Horses do not need to be in extreme situations such as long distance travel for them to be considered under stress. Even extreme cold or hot climates, vigorous training programs, variations in feeding regimen, and daily routine disruptions can be considered as equine stressors.

Horses, by nature, are particularly reactive to stressful situations. They are prey animals when in the wild, and as such, they have a superior fight or flight response and can avoid dangerous situations instantly. When horses face stressful situations, their bodies produce adrenaline and cortisol, the stress hormones and while that is a natural inner response, stress is manifested through swishing of tails, pawing on the ground, kicking, and biting. Evolution made horses able to keep themselves away from predators through their fight or flight responses.

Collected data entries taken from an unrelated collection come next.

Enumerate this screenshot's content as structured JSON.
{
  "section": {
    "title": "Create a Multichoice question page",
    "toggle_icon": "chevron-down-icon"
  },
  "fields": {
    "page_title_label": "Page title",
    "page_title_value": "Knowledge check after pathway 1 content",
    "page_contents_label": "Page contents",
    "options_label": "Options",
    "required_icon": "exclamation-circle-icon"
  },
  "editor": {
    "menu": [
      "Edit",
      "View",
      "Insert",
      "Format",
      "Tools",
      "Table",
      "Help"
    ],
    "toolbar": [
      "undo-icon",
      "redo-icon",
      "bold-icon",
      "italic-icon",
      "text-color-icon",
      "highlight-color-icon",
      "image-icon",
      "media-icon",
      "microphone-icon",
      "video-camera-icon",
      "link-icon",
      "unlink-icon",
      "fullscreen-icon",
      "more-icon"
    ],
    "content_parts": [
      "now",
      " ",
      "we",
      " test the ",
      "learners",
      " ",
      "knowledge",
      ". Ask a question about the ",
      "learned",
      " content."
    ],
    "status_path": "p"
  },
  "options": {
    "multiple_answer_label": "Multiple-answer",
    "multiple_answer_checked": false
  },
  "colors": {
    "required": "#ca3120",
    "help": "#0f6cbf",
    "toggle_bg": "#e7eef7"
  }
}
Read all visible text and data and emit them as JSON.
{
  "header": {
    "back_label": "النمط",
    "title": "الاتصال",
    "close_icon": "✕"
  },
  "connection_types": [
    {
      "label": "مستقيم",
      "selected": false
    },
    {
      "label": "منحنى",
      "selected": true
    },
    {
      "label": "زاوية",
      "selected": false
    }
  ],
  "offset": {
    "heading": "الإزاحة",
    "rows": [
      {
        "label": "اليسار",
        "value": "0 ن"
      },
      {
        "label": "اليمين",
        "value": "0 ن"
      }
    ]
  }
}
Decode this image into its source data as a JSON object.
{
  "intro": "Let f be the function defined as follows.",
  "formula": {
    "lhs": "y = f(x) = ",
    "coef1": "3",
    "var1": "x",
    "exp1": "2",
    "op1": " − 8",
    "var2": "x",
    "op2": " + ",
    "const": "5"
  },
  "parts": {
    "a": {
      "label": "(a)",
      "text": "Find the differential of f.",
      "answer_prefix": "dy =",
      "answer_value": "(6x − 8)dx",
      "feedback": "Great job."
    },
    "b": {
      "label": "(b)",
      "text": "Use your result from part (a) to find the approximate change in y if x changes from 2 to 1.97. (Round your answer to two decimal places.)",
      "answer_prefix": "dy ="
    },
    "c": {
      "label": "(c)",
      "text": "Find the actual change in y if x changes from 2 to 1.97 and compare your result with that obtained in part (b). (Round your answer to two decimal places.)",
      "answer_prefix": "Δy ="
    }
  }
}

Nowadays, domesticating is a common equine stressor. Studies reveal that about 80-90% of racehorses, 60% of performance horses and about 30-40% of dressage horses tend to develop digestive ulcers. As a horse owner, it is important to know how your horse reacts to stressful situations in order to prevent stress from troubling your horse’s life.

Your horse can either bite and kick, shy away, remain in stride, or become tense when introduced to stressors. That is because horses are forced to live their lives according to what is convenient for horse owners. Owners train them and put them on feeding schedules convenient for them, the owners, and not for the horses. Even the food they eat is controlled to meet the energy demands required for show or performance. What the horse eats and how he eats his meals can contribute to stress. Normally, roughage should be increased and high-grain meals decreased, but it’s the other way around for modern practices. When the normal eating habits are disrupted, ulcers in horses may result and the need for anti-ulcer medications like AbPrazole or AbGard is needed.

It may be almost impossible to avoid equine stressors most of the time. It only requires owners to stay alert and responsive as to what stresses their horses and better manage a stress-reduced environment. This can apply for both top-performing horses or a backyard trail horse.